Roche Pharma Research and Early Development, Neuroscience and Rare Diseases Discovery and Translational Area, Roche Innovation Center Basel, F. Hoffmann-La Roche Ltd, Basel, Switzerland.
Department of Anatomy and Neurosciences, Amsterdam University Medical Center | VUmc, Amsterdam, Netherlands.
Nat Commun. 2023 Apr 12;14(1):2057. doi: 10.1038/s41467-023-37632-4.
Mutations in glucocerebrosidase cause the lysosomal storage disorder Gaucher's disease and are the most common risk factor for Parkinson's disease. Therapies to restore the enzyme's function in the brain hold great promise for treating the neurological implications. Thus, we developed blood-brain barrier penetrant therapeutic molecules by fusing transferrin receptor-binding moieties to β-glucocerebrosidase (referred to as GCase-BS). We demonstrate that these fusion proteins show significantly increased uptake and lysosomal efficiency compared to the enzyme alone. In a cellular disease model, GCase-BS rapidly rescues the lysosomal proteome and lipid accumulations beyond known substrates. In a mouse disease model, intravenous injection of GCase-BS leads to a sustained reduction of glucosylsphingosine and can lower neurofilament-light chain plasma levels. Collectively, these findings demonstrate the potential of GCase-BS for treating GBA1-associated lysosomal dysfunction, provide insight into candidate biomarkers, and may ultimately open a promising treatment paradigm for lysosomal storage diseases extending beyond the central nervous system.
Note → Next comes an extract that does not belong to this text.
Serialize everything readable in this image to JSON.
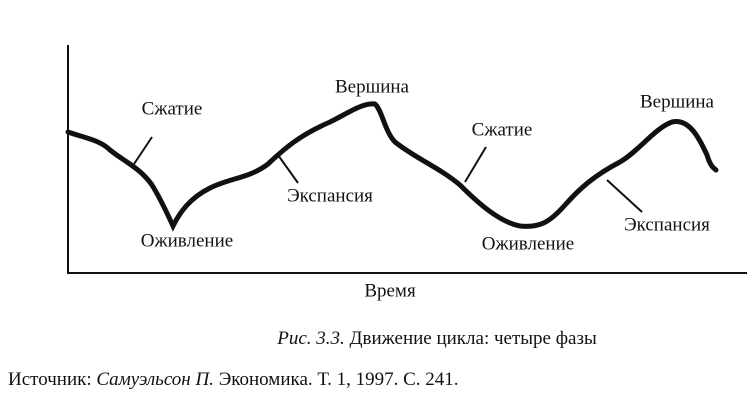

基因突变导致溶酶体贮积症戈谢病,是帕金森病最常见的危险因素。恢复该酶在大脑中的功能的疗法为治疗神经影响带来了巨大希望。因此,我们通过将转铁蛋白受体结合结构域融合到β-葡糖脑苷脂酶(称为 GCase-BS)上来开发血脑屏障穿透治疗分子。我们证明,与单独的酶相比,这些融合蛋白的摄取和溶酶体效率显著提高。在细胞疾病模型中,GCase-BS 可快速挽救溶酶体蛋白质组和脂质积累,超出已知的底物。在小鼠疾病模型中,静脉注射 GCase-BS 可导致葡萄糖鞘氨醇持续减少,并降低神经丝轻链的血浆水平。总之,这些发现表明 GCase-BS 治疗 GBA1 相关溶酶体功能障碍的潜力,为候选生物标志物提供了深入了解,并可能最终为超越中枢神经系统的溶酶体贮积病开辟有希望的治疗范例。